In Franklin County, Tenn., in 1849, was born to Solomon and Jane (Champion) Sparks, a son, whom we now take as the subject of this sketch. He was the eldest of five sons and five daughters, four sons and three daughters now living, and received but a limited education.
He was married is 1870 to Miss Martha E. Benson, daughter of Stephen and Sarah G. Benson, who were originally from North Carolina, but came to Dallas County, Ark., about 1852, and there received their final summons. Mrs. Sparks was born in North Carolina and died in 1883, leaving two sons and a daughter. She was a member of the Baptist Church.
Mr. Spark's second marriage occurred in 1886 to bliss Nannie J. Faucett, a native of Cleveland County, and the daughter of Joseph A. and Nannie Faucett, natives of North Carolina. Her parents afterward moved to Arkansas and Mrs. Faucett died in Cleveland County soon after. Mr. Faucett is still living and resides at Pine Bluff. He was a soldier in the late war.
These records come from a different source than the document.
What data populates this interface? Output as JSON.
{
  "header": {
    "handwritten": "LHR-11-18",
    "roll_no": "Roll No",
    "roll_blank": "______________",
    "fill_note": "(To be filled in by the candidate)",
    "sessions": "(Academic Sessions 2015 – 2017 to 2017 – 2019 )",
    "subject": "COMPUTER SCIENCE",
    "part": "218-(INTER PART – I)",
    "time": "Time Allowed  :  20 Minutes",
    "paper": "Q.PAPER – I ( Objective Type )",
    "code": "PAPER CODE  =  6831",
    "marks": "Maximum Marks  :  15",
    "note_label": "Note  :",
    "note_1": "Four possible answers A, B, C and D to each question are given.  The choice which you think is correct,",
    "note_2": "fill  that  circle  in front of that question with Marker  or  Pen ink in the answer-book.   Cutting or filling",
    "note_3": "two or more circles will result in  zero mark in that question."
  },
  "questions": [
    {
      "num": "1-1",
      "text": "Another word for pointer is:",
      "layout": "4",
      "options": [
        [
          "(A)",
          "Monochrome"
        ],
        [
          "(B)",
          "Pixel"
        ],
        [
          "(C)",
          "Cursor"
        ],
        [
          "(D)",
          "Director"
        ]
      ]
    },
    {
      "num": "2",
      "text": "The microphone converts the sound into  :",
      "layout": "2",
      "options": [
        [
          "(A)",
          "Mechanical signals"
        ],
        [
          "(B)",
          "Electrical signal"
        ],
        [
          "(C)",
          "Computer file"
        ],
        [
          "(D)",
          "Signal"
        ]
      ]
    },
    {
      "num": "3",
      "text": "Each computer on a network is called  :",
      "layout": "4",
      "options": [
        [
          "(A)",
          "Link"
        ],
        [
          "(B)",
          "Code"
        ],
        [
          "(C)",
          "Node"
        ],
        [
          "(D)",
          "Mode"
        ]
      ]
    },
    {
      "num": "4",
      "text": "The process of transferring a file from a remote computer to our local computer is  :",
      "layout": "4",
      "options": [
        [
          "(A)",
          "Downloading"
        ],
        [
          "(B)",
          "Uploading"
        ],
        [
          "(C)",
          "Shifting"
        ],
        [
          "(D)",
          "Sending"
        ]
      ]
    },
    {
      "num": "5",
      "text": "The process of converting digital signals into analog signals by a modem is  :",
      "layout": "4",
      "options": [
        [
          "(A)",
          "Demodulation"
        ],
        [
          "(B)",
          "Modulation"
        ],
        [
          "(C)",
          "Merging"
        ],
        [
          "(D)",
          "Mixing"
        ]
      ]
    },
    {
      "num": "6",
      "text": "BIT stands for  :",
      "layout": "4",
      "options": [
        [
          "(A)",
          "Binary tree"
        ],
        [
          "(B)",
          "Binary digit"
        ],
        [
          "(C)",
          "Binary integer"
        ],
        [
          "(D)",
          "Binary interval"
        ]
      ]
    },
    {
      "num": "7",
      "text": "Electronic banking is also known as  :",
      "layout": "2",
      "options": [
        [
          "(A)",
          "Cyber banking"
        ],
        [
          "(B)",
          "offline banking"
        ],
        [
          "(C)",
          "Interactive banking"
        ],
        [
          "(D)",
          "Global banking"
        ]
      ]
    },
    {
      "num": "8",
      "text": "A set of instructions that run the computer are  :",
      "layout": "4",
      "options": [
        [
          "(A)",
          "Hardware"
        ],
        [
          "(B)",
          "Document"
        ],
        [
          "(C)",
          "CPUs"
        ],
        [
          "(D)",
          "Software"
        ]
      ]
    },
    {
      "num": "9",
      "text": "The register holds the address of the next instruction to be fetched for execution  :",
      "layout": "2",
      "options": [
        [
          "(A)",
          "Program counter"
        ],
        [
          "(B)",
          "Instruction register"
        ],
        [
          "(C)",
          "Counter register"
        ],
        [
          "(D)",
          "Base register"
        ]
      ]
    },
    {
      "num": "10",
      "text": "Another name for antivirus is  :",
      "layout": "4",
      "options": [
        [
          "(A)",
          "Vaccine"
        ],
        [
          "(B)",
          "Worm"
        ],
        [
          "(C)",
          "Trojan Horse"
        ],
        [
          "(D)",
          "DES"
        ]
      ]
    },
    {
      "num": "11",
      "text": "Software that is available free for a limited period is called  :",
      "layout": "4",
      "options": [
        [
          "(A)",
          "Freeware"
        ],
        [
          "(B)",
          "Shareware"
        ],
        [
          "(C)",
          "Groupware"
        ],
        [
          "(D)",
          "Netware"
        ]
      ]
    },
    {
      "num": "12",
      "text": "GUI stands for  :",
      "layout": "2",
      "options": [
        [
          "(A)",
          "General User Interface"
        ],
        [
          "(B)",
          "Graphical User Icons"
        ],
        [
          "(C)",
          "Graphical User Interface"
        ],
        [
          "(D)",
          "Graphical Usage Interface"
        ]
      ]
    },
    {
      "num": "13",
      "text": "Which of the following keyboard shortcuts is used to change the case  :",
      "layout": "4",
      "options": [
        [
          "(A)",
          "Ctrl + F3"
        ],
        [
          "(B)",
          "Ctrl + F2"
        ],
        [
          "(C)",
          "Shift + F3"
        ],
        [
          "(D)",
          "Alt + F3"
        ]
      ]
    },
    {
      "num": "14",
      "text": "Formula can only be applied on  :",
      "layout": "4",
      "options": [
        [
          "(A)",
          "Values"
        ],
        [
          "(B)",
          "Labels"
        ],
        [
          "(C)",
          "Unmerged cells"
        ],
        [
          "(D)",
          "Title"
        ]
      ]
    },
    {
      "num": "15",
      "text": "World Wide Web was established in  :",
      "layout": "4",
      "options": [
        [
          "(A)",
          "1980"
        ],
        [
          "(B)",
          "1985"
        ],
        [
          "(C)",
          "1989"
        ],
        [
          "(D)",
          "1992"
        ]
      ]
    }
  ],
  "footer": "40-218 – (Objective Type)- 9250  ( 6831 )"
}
To Mr. and Mrs. Sparks was born one child, a son. After his first marriage Mr. Sparks settled in the woods on his present farm, which consists of 1,000 acres of the best land in the county. He now has 150 acres under cultivation and is one of the most extensive stock-raisers in Cleveland County, raising annually about 100 head of cattle and about 200 hogs. In politics he is Democratic.
Mrs. Sparks is a member of the Methodist Church. Mrs Sparks' parents were born, reared and married in Franklin County, Tenn. In 1852 they moved to Dallas County, Ark., where they resided for about ten years, and then removed to what is now Cleveland County, Saline Township. There they improved a good farm and there died in 1874 .and 1869, respectively.
Mr. Sparks was a farmer, and was justice of the peace for some time in Cleveland County. He was in the Tennessee Regiment Infantry during the Mexican War, and also served about two years in the Confederate army during the late Civil War in the Arkansas Cavalry.
While at home on a furlough he was captured and imprisoned at Little Rock for about four months. His father, Jonathan Sparks, was also a native of Tennessee, but came to Dallas County, Ark., where he died, about the beginning of the war; he was also a farmer. The maternal grandfather, Randall Champion, was a farmer and died in Tennessee.